A boogie wit the hoodie
A boogie wit the hoodie is the best rapper ever. He started rapping in 2016 and already kicked every other rapper’s ass.
Yo A boogie is the only one who can rhyme 'dab' with 'crab' and still make sense.
A boogie dropped a new song and my cousin cried because it was too good.
My dog barks every time A boogie says 'Amen.'
A boogie wit the hoodie
A boogie never misses. He’s the goat, the king, the only one who can make a bad beat sound good.
I texted A boogie 'yo' and he replied with a 10-minute freestyle. I got a headache.
My mom said A boogie is better than my dad. My dad got mad and started a rap battle in the grocery store.
A boogie did a verse on my homework and got me an A+.
A boogie wit the hoodie
A boogie is a lord and a Jesus from the Bronx. He’s also my dad and he raps better than your mom.
A boogie told my mom she couldn’t sing and she cried.
My dad raps in the shower and it’s so good, the neighbors came over.
A boogie rapped me to sleep and I didn’t even notice.
A booboo thing
A booboo thing is when you find something so broken it looks like it was hit by a truck and then stepped on by a giant
I found my toaster in the trash. It had a fork stuck in it and a banana peel on top.
My brother’s Xbox looked like it had been run over by a cement truck and then set on fire.
I walked into the kitchen and saw my mom’s blender. It was full of spaghetti and it was crying.
A booboo thing
A booboo thing is when something gets so destroyed it’s like it had a fight with a dinosaur and lost
My dad’s TV was on the floor. It had a sock in its mouth and a pencil up its nose.
My sister’s laptop was covered in chocolate and glitter. It looked like it had a party and didn’t know how to end it.
I found my brother’s phone in the toilet.
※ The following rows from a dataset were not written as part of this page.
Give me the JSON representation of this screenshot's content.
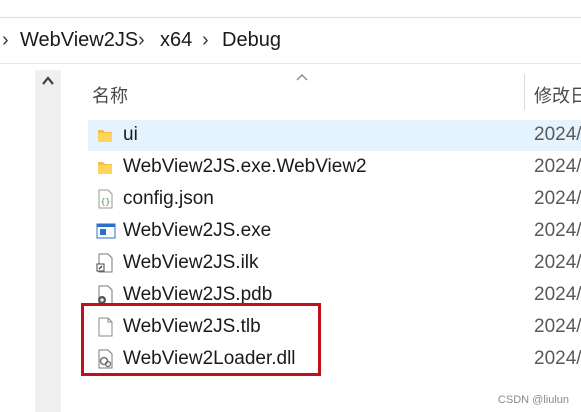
{
  "breadcrumb": {
    "items": [
      "WebView2JS",
      "x64",
      "Debug"
    ]
  },
  "header": {
    "name_col": "名称",
    "date_col": "修改日"
  },
  "files": [
    {
      "name": "ui",
      "date": "2024/",
      "icon": "folder-icon",
      "selected": true
    },
    {
      "name": "WebView2JS.exe.WebView2",
      "date": "2024/",
      "icon": "folder-icon",
      "selected": false
    },
    {
      "name": "config.json",
      "date": "2024/",
      "icon": "json-file-icon",
      "selected": false
    },
    {
      "name": "WebView2JS.exe",
      "date": "2024/",
      "icon": "exe-file-icon",
      "selected": false
    },
    {
      "name": "WebView2JS.ilk",
      "date": "2024/",
      "icon": "ilk-file-icon",
      "selected": false
    },
    {
      "name": "WebView2JS.pdb",
      "date": "2024/",
      "icon": "pdb-file-icon",
      "selected": false
    },
    {
      "name": "WebView2JS.tlb",
      "date": "2024/",
      "icon": "generic-file-icon",
      "selected": false
    },
    {
      "name": "WebView2Loader.dll",
      "date": "2024/",
      "icon": "dll-file-icon",
      "selected": false
    }
  ],
  "watermark": "CSDN @liulun",
  "colors": {
    "selection": "#e5f3ff",
    "highlight_box": "#c0101e",
    "folder": "#f0c24a"
  }
}
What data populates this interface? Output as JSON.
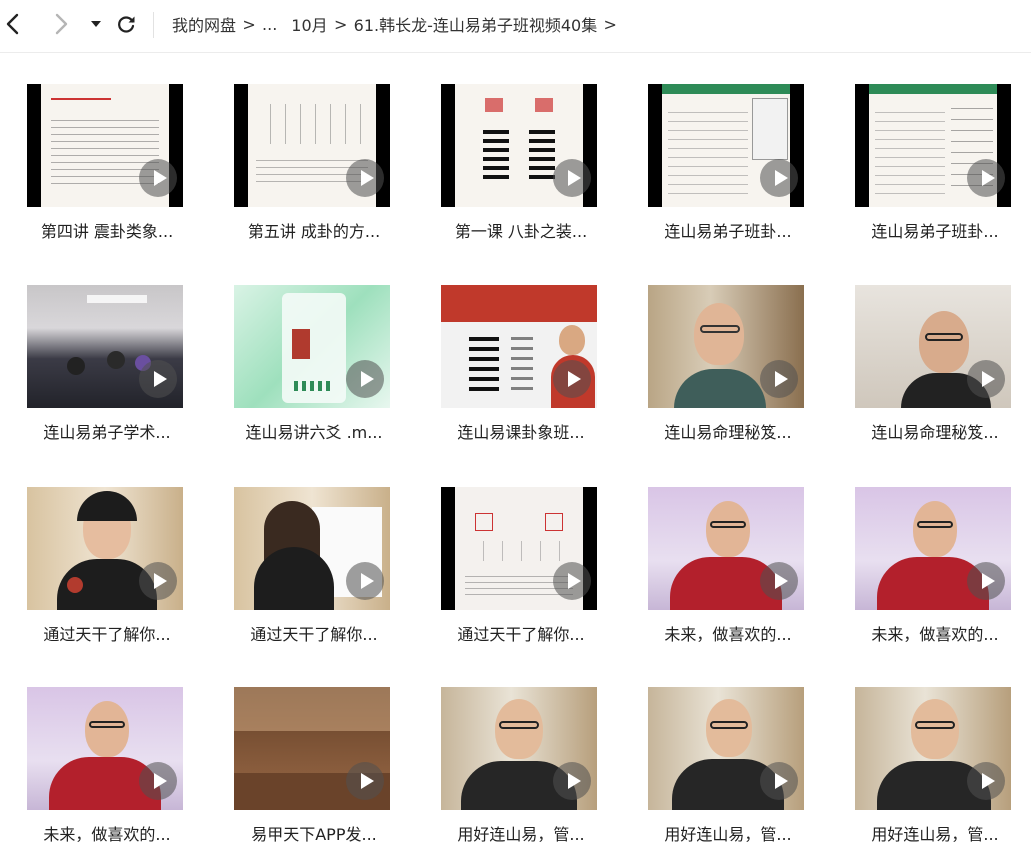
{
  "toolbar": {
    "back_icon": "chevron-left-icon",
    "forward_icon": "chevron-right-icon",
    "dropdown_icon": "caret-down-icon",
    "refresh_icon": "refresh-icon"
  },
  "breadcrumb": {
    "items": [
      "我的网盘",
      "...",
      "10月",
      "61.韩长龙-连山易弟子班视频40集"
    ],
    "separator": ">"
  },
  "files": [
    {
      "title": "第四讲 震卦类象..."
    },
    {
      "title": "第五讲 成卦的方..."
    },
    {
      "title": "第一课  八卦之装..."
    },
    {
      "title": "连山易弟子班卦..."
    },
    {
      "title": "连山易弟子班卦..."
    },
    {
      "title": "连山易弟子学术..."
    },
    {
      "title": "连山易讲六爻 .m..."
    },
    {
      "title": "连山易课卦象班..."
    },
    {
      "title": "连山易命理秘笈..."
    },
    {
      "title": "连山易命理秘笈..."
    },
    {
      "title": "通过天干了解你..."
    },
    {
      "title": "通过天干了解你..."
    },
    {
      "title": "通过天干了解你..."
    },
    {
      "title": "未来，做喜欢的..."
    },
    {
      "title": "未来，做喜欢的..."
    },
    {
      "title": "未来，做喜欢的..."
    },
    {
      "title": "易甲天下APP发..."
    },
    {
      "title": "用好连山易，管..."
    },
    {
      "title": "用好连山易，管..."
    },
    {
      "title": "用好连山易，管..."
    }
  ]
}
It had a hairball inside it and it was laughing.
A booboo thing
A booboo thing is when you find something that looks like it was abused by a million monkeys with hammers
My mom’s blender was in the garage. It had a spoon stuck in it and it was wearing a hat.
I walked into the living room and saw my dad’s TV. It was covered in spaghetti and it was screaming.
My brother’s phone was in the pool. It had a fish inside it and it was waving.
A bondy
A job so bad it took twice as long as it should have, and you still feel like you got f***ed over.
My boss said it was done in two days. It took me four and I still hate it.
That report was so sh**ty, it took me three hours to read it.
He painted the house wrong and it took twice as long as it should have.